80% der Cloud-Dienste sind nicht standardisiert

Ist Cloud-native pauschal die bessere Wahl?

von - 13.04.2017
com! professional: Ist es denn immer besser, eine Applikation Cloud-native zu entwickeln?
Kratzke: Das kann man in meinen Augen nicht pauschal beantworten. In dem Moment, wo ich Dienste anbieten will, die Hunderttausende oder gar Millionen von Kunden adressieren, ist es sicher sinnvoll, die Systeme von vornherein auf eine hohe horizontale Skalierbarkeit hin zu entwickeln. Habe ich eine überschaubare, definierte Nutzerzahl – wie bei unserem E-Learning-System an der Hochschule Lübeck –, dann lässt sich das sehr gut auch mit einer klassischen Software-Architektur abbilden. Sicher schadet auch in so einem Fall die Flexibilität und Skalierbarkeit einer Cloud-nativen Applikation nicht, vermutlich würde man sie aber nie nutzen. Der Fall läge vollkommen anders, wenn man das System perspektivisch als Dienst für alle deutschen Hochschulen bereitstellen wollen würde, dann reden wir von Millionen Nutzern.
com! professional: Wie sieht es mit den Kosten aus? Ist es nicht günstiger, eine Applikation in der Cloud zu betreiben?
Kratzke: Nicht unbedingt. Prognosen für Cloud-Kosten sind schwierig und ein Kapitel für sich. Als „Daumenregel“ gilt: Applikationen in der Cloud sind aus Kostensicht immer dann sinnvoll, wenn die Zugriffszahlen kaum vorhersehbar sind oder in eng begrenzten Zeiträumen sehr hohe Spitzenlasten auftreten. Bei relativ statischen Workloads und geringen Skalierungserfordernissen ist es meist günstiger, die Infrastruktur im eigenen Haus zu betreiben. Das ist aber wie gesagt eine Daumenregel: Da sollte man jeden Fall einzeln betrachten.
com! professional: Cloud-native ist also nicht in jedem Fall die sinnvollste Strategie?

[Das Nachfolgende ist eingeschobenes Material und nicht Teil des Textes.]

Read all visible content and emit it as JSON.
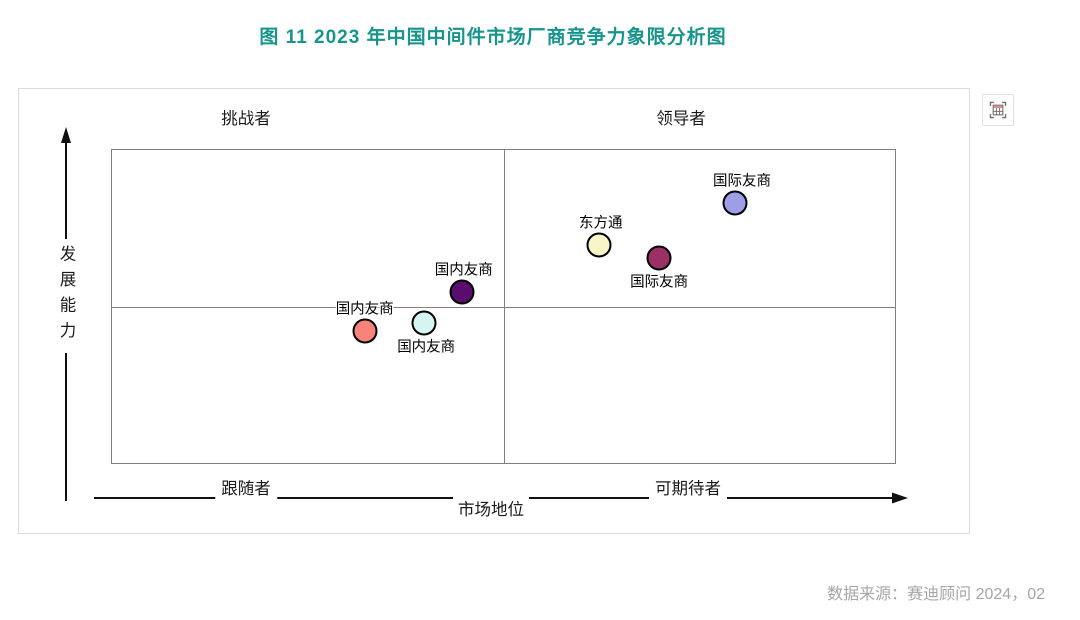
{
  "title": "图 11  2023 年中国中间件市场厂商竞争力象限分析图",
  "source": "数据来源：赛迪顾问  2024，02",
  "toolbox": {
    "data_view_icon": "data-view-table-icon"
  },
  "colors": {
    "title_teal": "#17948C",
    "axis_line": "#111111",
    "plot_border": "#7f7f7f",
    "source_gray": "#a6a6a6"
  },
  "chart_data": {
    "type": "scatter",
    "title": "图 11  2023 年中国中间件市场厂商竞争力象限分析图",
    "xlabel": "市场地位",
    "ylabel": "发展能力",
    "grid": "quadrant",
    "legend_position": "none",
    "xlim": [
      0,
      1
    ],
    "ylim": [
      0,
      1
    ],
    "quadrant_labels": {
      "top_left": "挑战者",
      "top_right": "领导者",
      "bottom_left": "跟随者",
      "bottom_right": "可期待者"
    },
    "points": [
      {
        "name": "国际友商",
        "x": 0.797,
        "y": 0.827,
        "color": "#9D9DE8",
        "label_position": "top",
        "label_dx": 7
      },
      {
        "name": "东方通",
        "x": 0.623,
        "y": 0.693,
        "color": "#F8F6C9",
        "label_position": "top",
        "label_dx": 2
      },
      {
        "name": "国际友商",
        "x": 0.7,
        "y": 0.652,
        "color": "#9B3067",
        "label_position": "bottom",
        "label_dx": 0
      },
      {
        "name": "国内友商",
        "x": 0.448,
        "y": 0.543,
        "color": "#5A0D6E",
        "label_position": "top",
        "label_dx": 2
      },
      {
        "name": "国内友商",
        "x": 0.324,
        "y": 0.419,
        "color": "#F9837B",
        "label_position": "top",
        "label_dx": 0
      },
      {
        "name": "国内友商",
        "x": 0.4,
        "y": 0.444,
        "color": "#D6F5F2",
        "label_position": "bottom",
        "label_dx": 2
      }
    ]
  }
}
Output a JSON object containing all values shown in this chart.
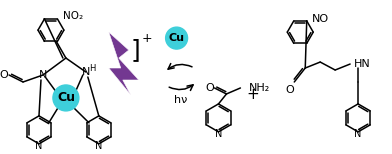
{
  "bg_color": "#ffffff",
  "cu_color": "#3ecfda",
  "lightning_color": "#6b2d8b",
  "line_color": "#000000",
  "figsize": [
    3.92,
    1.54
  ],
  "dpi": 100,
  "cu_label": "Cu",
  "hv_text": "hν",
  "no2_text": "NO₂",
  "no_text": "NO",
  "nh2_text": "NH₂",
  "hn_text": "HN",
  "o_text": "O",
  "n_text": "N",
  "h_text": "H",
  "plus_text": "+"
}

Kratzke: Wenn man Applikationen grundsätzlich nach den Cloud-nativen Prinzipien konzipiert, macht man vermutlich nichts falsch. Man muss sich allerdings auch mehr Gedanken bei der Entwicklung machen und hat unter Umständen viele Aufwände, die im normalen, überschaubaren Betrieb womöglich kaum etwas bringen. Hier ist es wichtig zu wissen, welche Perspektiven man mit einem System verfolgt. Es ist in etwa so, als wenn man jeden Mittelkasse-Pkw für die Höchstgeschwindigkeit eines Formel-1-Rennwagens konzipieren würde. Es schadet nicht, aber der zusätzliche Engineering-Aufwand wäre für den Fahralltag vermutlich unerheblich.